По пятам за нами шла снежная буря, последняя этой зимой. Однако мы успели за день и за вечер покрыть приличное расстояние и на ночь устроили стоянку в большой пещере. Потолок ее был прокопчен кострами тех, кто ночевал здесь прежде. Чарли приготовил ужин: бобы, свинину и лепешки. Правда, съел я только бобы, остальное тайком скормил Жбану. Спать лег голодным, а посреди ночи и вовсе проснулся и увидел у входа в пещеру коня без всадника. Фыркая, он переминался с ноги на ногу. Вороной и блестящий от пота, конь задрожал, и я поспешил накрыть его своим пледом.
– Что такое? – спросил Чарли, приподнимаясь на локте.
– К нам конь забрел.
– А ездок?
– Ездока нет.
– Придет – разбудишь, – сказал Чарли и снова улегся у костра.
В коне было семнадцать ладоней росту, сплошные мускулы; ни клейма, ни седла, ни подков, однако грива ухоженная. Конь не отпрянул, когда я погладил его. Предложенную лепешку есть он не стал. Только надгрыз ее с краю. Видимо, сытый.
– Куда же ты скакал в такую ночь? – вслух подумал я и повел было конягу в глубь пещеры, где ютились Шустрик и Жбан. Он, однако, воспротивился и вернулся ко входу в пещеру. – Хочешь меня без одеяла оставить?
Я вернулся к костру и, подбросив хворосту, свернулся рядом калачиком. Впрочем, без пледа заснуть не смог и остаток ночи вспоминал проигранные споры, но так, что я всегда выходил из них победителем.
Утром же я решил оставить вороного коня себе. Передав Чарли кофе, я поделился с ним планами.

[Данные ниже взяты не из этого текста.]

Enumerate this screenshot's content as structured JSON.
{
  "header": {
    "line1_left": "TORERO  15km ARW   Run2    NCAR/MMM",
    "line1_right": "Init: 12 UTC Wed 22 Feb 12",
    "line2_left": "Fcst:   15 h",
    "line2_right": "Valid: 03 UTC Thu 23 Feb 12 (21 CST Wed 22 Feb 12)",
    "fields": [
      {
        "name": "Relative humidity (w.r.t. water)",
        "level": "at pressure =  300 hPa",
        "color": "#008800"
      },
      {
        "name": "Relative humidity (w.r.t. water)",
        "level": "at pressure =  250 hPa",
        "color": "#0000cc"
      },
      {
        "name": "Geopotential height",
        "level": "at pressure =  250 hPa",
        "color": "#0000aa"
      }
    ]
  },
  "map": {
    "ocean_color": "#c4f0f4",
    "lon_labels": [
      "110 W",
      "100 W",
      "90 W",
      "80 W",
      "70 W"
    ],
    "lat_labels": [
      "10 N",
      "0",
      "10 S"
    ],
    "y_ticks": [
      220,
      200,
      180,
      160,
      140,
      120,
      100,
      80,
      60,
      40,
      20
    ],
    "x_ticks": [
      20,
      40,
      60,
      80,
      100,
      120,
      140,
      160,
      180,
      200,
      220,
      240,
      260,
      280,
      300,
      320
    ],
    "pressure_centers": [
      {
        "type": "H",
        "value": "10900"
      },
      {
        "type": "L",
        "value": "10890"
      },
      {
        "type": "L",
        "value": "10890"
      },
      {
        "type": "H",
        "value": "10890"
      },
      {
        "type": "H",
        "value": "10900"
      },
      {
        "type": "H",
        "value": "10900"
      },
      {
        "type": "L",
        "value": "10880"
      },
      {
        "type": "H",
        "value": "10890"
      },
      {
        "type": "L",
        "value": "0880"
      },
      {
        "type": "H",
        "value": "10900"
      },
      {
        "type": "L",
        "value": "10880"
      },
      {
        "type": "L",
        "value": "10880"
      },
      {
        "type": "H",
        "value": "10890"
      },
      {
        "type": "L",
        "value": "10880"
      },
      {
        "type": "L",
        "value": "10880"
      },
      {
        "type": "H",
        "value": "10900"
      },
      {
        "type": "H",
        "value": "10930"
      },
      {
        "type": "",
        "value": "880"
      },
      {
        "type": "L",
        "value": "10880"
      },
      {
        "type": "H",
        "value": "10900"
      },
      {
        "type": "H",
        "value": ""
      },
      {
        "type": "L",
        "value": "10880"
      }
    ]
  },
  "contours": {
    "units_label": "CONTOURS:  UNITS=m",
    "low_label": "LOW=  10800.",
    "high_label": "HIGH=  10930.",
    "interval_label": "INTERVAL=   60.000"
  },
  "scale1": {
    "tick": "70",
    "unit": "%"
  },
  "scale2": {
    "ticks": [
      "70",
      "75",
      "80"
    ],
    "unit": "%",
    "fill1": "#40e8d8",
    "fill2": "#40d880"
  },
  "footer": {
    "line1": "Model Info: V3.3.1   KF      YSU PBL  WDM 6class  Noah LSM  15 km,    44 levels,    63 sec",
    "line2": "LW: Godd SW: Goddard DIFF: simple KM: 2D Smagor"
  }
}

– Бери коня, – кивнул братец. – В Джексонвилле его и подкуешь. И Жбана там же продадим, авось да выручим деньжат, хотя… вряд ли. Его скорее сразу отправят на бойню. Деньги – какие ни дадут – бери себе, полностью, без остатка. Пришлось тебе со Жбаном помучиться. Вот свезло так свезло, новый конь сам тебя отыскал. Как назовешь его? Жбанов сын?
Я ответил:
– Жбан еще может послужить на ферме. Какой-нибудь пахарь его с радостью купит.
– Я бы не стал никого обнадеживать, – предупредил Чарли и, обращаясь к Жбану, произнес: – Тушеная конина или живописное пастбище да в компании грудастой фермерской дочки? – Братец обернулся ко мне и уверенно прошептал: – Тушеная конина.
Вороной конь спокойно позволил надеть на себя сбрую и седло. Жбан, когда я накидывал ему на шею петлю, опустил голову. Взглянуть ему в глаза мне не хватало смелости. Не успели мы проехать и двух миль, как нам на дороге попался мертвый индеец.
– А вот и предыдущий хозяин, – заметил Чарли и спешился.
Мы перевернули труп на спину. Индейца как будто свело страшной судорогой: рот перекошен, голова неестественно запрокинута, хребет сломан.